Anche un altro studio, pubblicato nel 2015, analizzando i dati relativi a 15.184 persone (52.3 per cento donne) di età compresa tra i 18 e i 90 anni, aveva riscontrato che nelle persone normopeso, ma con obesità centrale, il rischio di mortalità generale e da eventi cardiovascolare fosse superiore rispetto a soggetti con indice di massa corporea simile ma senza distribuzione del grasso a livello centrale, dato che è stato confermato nelle donne.
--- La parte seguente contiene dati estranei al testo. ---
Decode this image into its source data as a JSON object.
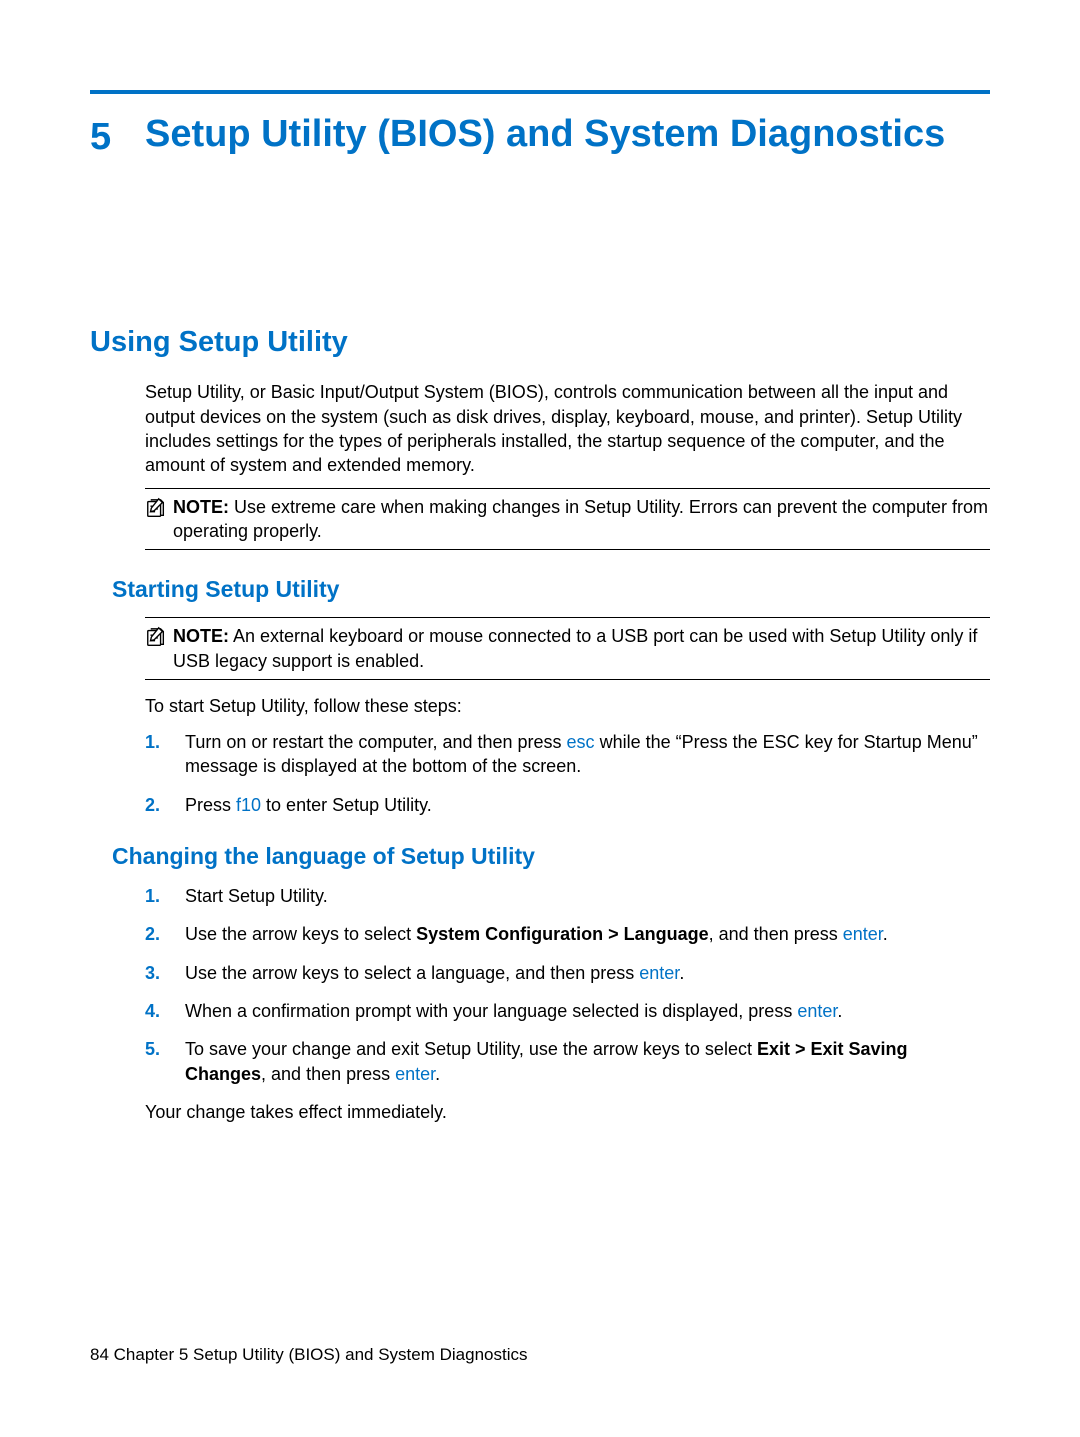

Ma a far aumentare il rischio di mortalità non sono solo i chili di troppo e, in particolare, quelli che si depositano sulla pancia. Negli ultimi anni l’attenzione degli studiosi si sta focalizzando con sempre maggior attenzione su un’altra condizione metabolica, la perdita del tessuto muscolare scheletrico (sarcopenia). “Di recente – sottolinea la professoressa Burra – abbiamo effettuato presso il nostro centro uno studio su pazienti con cirrosi epatica, che di frequente presentano una sarcopenia progressiva e generalizzata. La sarcopenia è risultata associata ad aumento sia del rischio di complicanze cliniche che di mortalità, anche dopo che i pazienti vengono sottoposti a trapianto di fegato (Lucidi C J Hepatol. 2018, Merli M J Hepatol. 2017)”. L’alterata omeostasi metabolica è stata associata anche ad alterazioni della normale distribuzione del tessuto adiposo viscerale e sottocutaneo e tali alterazioni sono state correlate in modo indipendente ad un aumento del rischio di mortalità in pazienti con cirrosi, soprattutto di sesso femminile, ed ad aumento del rischio di recidiva di epatocarcinoma dopo trapianto di fegato soprattutto nel sesso maschile(3). Il nostro studio, ancora in corso, sta dunque valutando le immagini della TAC addome a livello della III vertebra lombare per studiare la distribuzione del tessuto adiposo sottocutaneo e del tessuto adiposo viscerale. I risultati non hanno riscontrato un’associazione tra le alterazioni della distribuzione del tessuto adiposo e un aumentato del rischio di complicanze, né con un aumento di mortalità dopo trapianto. Questo resta dunque un argomento ancora aperto alla ricerca clinica”. Secondo il presidente della Sige professor Domenico Alvaro “occorre che le società scientifiche si adoperino per diffondere nella popolazione messaggi chiari sulla prevenzione dell’obesità e sui semplici parametri da monitorare inclusi peso corporeo e giro vita!”